Programming the Arduino Open the Arduino IDE. Install the Adafruit PWM Servo Driver Library from the Library Manager. Wire.h and Servo.h are already built in so you do not need to install those. Upload the code. Before you run the full firmware, run an I2C scanner sketch first to confirm your MPU6050 shows up at address 0x68 and your PCA9685 shows up at 0x40. If either of those is missing, check your SDA and SCL connections and make sure your common ground is solid. Once confirmed, upload the main firmware. Open the serial monitor and you should see "System Ready. All systems go." If the loop keeps running and printing that without freezing, your I2C bus is stable. How the Gestures Work Rolling your wrist so the thumb faces up or down controls the base servo on the Y axis. Pitching your hand up and down so the fingers point toward the ceiling or the floor controls the shoulder servo on the X axis. Lifting your entire hand vertically up or down in space controls the elbow servo using the raw Z axis accelerometer data. The push button toggles the claw, first press closes it, second press opens it.

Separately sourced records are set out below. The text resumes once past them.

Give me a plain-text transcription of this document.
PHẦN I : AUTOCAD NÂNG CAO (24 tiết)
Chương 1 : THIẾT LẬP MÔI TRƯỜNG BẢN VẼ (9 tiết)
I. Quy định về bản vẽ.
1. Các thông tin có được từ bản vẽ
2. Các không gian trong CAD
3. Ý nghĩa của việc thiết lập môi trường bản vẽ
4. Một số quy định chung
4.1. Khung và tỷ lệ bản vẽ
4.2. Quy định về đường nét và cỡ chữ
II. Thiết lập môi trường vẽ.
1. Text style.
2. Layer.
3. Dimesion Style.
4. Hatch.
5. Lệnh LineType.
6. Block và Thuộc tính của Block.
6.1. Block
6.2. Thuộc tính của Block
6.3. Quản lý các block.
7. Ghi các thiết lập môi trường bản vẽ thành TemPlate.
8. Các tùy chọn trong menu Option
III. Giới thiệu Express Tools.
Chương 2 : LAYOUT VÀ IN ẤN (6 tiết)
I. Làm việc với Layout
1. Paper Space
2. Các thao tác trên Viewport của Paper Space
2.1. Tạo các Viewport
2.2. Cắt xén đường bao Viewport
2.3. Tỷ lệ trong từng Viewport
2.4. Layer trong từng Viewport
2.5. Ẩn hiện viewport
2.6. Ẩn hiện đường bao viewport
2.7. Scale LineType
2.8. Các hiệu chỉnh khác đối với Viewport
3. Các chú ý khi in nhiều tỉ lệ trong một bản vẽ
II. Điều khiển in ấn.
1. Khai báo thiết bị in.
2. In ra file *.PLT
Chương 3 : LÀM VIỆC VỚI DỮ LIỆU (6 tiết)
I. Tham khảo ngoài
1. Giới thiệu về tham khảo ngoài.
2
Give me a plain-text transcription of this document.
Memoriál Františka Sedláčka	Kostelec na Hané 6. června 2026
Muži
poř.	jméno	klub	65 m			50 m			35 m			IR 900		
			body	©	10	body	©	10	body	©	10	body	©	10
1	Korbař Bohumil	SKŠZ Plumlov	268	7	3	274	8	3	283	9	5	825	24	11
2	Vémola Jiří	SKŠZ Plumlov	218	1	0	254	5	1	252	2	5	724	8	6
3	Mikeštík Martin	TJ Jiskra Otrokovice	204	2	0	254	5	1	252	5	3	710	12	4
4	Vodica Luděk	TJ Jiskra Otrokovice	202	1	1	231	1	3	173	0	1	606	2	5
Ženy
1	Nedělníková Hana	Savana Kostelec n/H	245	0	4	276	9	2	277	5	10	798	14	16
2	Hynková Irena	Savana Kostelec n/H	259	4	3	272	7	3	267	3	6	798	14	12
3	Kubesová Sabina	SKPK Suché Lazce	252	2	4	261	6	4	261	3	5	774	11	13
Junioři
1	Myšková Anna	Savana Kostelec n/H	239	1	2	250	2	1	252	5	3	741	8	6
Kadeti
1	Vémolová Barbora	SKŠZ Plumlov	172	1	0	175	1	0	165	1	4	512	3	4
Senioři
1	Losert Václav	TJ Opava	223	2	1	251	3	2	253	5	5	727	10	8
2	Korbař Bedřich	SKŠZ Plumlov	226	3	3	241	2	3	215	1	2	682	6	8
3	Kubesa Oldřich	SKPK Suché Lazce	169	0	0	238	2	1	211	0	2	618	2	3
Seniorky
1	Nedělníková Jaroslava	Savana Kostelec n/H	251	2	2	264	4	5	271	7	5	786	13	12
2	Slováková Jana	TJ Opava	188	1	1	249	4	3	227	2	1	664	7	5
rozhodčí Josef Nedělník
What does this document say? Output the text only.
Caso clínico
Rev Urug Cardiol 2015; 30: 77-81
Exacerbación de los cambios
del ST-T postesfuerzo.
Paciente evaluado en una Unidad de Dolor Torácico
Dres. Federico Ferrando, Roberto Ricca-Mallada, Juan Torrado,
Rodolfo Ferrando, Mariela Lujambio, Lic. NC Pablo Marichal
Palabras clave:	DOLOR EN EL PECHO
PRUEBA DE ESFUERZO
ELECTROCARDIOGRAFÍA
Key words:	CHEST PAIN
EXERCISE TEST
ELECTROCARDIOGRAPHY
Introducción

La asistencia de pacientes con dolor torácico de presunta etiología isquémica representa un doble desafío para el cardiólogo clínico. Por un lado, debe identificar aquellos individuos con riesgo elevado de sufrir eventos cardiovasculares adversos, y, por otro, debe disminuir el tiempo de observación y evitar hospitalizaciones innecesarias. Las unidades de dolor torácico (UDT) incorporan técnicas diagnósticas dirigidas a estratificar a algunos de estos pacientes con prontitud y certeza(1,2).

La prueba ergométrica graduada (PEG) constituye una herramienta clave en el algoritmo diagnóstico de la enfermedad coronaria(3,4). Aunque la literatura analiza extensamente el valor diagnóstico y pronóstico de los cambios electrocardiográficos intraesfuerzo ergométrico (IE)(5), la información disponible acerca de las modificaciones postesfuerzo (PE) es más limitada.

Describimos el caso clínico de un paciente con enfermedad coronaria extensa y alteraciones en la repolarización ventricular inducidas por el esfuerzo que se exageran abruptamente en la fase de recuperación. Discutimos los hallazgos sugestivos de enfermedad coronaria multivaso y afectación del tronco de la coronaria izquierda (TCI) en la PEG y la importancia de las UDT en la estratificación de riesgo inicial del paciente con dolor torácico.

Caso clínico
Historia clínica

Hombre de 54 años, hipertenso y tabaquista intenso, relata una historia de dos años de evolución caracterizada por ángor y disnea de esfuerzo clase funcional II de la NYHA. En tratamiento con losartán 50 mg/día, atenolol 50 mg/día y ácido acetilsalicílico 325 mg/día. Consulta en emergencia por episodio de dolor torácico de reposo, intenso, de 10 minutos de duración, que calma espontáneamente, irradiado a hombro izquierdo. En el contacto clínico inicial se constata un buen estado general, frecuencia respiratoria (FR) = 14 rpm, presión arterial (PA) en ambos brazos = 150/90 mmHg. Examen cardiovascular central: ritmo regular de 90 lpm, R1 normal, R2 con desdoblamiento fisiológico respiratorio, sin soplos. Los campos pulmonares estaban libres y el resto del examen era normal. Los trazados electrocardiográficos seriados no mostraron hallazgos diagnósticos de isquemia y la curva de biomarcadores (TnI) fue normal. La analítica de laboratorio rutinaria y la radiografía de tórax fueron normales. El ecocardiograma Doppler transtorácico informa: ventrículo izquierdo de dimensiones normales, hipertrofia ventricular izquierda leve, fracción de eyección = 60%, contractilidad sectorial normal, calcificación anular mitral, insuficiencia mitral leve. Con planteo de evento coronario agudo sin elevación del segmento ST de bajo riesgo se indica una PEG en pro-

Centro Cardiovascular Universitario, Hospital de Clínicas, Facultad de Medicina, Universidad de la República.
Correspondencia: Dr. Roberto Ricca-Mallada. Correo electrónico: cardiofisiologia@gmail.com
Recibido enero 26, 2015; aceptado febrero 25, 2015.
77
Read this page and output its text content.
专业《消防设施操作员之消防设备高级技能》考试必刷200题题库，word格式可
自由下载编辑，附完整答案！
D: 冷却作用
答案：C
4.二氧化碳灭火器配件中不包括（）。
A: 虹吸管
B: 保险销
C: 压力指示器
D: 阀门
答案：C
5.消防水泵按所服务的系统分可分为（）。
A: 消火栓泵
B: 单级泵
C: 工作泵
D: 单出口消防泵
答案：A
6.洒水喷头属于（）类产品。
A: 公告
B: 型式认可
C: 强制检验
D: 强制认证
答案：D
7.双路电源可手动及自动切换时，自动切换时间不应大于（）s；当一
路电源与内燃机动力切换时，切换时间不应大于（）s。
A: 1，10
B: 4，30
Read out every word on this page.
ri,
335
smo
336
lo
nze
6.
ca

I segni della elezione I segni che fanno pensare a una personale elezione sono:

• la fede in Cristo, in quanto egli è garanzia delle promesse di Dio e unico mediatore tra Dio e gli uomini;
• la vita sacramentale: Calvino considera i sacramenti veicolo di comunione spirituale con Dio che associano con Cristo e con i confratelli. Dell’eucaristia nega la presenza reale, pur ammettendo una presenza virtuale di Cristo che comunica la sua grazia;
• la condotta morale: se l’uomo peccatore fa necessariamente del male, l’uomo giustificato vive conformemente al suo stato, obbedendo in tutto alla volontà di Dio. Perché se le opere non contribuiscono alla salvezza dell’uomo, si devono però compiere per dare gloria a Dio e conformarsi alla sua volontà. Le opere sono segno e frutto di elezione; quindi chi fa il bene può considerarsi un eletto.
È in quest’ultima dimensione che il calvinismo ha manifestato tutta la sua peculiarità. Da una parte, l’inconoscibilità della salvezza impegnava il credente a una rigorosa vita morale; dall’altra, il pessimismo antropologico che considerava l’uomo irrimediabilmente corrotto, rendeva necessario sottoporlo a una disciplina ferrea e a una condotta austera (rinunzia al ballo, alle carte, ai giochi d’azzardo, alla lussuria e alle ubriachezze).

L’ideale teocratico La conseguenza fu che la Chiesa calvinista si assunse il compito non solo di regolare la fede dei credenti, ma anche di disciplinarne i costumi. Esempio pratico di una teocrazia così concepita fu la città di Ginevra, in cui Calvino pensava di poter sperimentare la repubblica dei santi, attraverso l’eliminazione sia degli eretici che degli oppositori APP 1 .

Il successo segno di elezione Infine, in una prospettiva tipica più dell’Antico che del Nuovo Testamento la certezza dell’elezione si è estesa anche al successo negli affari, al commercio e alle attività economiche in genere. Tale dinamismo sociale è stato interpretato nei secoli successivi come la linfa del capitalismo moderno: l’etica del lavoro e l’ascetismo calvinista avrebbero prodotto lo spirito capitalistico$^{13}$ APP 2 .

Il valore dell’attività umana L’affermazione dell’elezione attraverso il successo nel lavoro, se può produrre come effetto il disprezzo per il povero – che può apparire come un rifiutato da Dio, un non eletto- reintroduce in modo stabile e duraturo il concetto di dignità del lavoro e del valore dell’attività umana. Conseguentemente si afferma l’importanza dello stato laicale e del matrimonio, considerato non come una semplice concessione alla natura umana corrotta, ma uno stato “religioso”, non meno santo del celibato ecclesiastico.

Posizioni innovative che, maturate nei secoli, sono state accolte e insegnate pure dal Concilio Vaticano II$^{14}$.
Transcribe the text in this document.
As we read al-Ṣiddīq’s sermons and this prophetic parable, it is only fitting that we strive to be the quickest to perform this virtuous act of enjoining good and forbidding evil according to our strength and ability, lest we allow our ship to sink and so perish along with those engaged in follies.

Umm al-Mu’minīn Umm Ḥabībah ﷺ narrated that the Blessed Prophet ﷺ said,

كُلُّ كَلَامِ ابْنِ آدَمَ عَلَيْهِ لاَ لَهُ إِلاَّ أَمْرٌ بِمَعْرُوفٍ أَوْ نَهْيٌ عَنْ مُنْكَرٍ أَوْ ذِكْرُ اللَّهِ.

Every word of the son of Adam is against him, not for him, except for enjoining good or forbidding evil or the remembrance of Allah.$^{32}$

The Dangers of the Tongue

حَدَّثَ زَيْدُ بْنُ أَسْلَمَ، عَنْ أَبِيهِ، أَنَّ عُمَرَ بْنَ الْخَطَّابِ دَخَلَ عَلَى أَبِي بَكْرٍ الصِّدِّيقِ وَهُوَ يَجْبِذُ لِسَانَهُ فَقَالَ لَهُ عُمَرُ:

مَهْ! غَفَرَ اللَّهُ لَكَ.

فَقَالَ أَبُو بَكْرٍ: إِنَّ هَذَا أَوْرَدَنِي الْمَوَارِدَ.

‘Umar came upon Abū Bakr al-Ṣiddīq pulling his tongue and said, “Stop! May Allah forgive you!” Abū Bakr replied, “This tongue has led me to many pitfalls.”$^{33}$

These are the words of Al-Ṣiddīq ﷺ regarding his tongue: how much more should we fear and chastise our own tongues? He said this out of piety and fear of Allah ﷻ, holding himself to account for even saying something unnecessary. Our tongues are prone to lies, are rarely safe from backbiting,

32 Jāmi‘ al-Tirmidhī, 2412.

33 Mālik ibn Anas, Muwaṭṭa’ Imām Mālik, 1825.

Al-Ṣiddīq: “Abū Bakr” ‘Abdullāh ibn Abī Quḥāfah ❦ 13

Troubleshooting What Will Likely Go Wrong If your servos jitter, your servo power is coming from the wrong place. Route it through the 5V DC source into the breadboard rail and through the PCA9685 terminal block. If your I2C bus keeps freezing, add Wire.setWireTimeout(3000, true) in your setup function and make sure your 100 microfarad capacitor is on the rails. If your claw opens on power-up by itself and behaves backwards, your push button is active-low. Change your code to trigger on a HIGH to LOW falling edge, not a HIGH state. If your readings are unstable and your servos are moving on their own, your grounds are not connected. Check that every single component shares the same ground rail.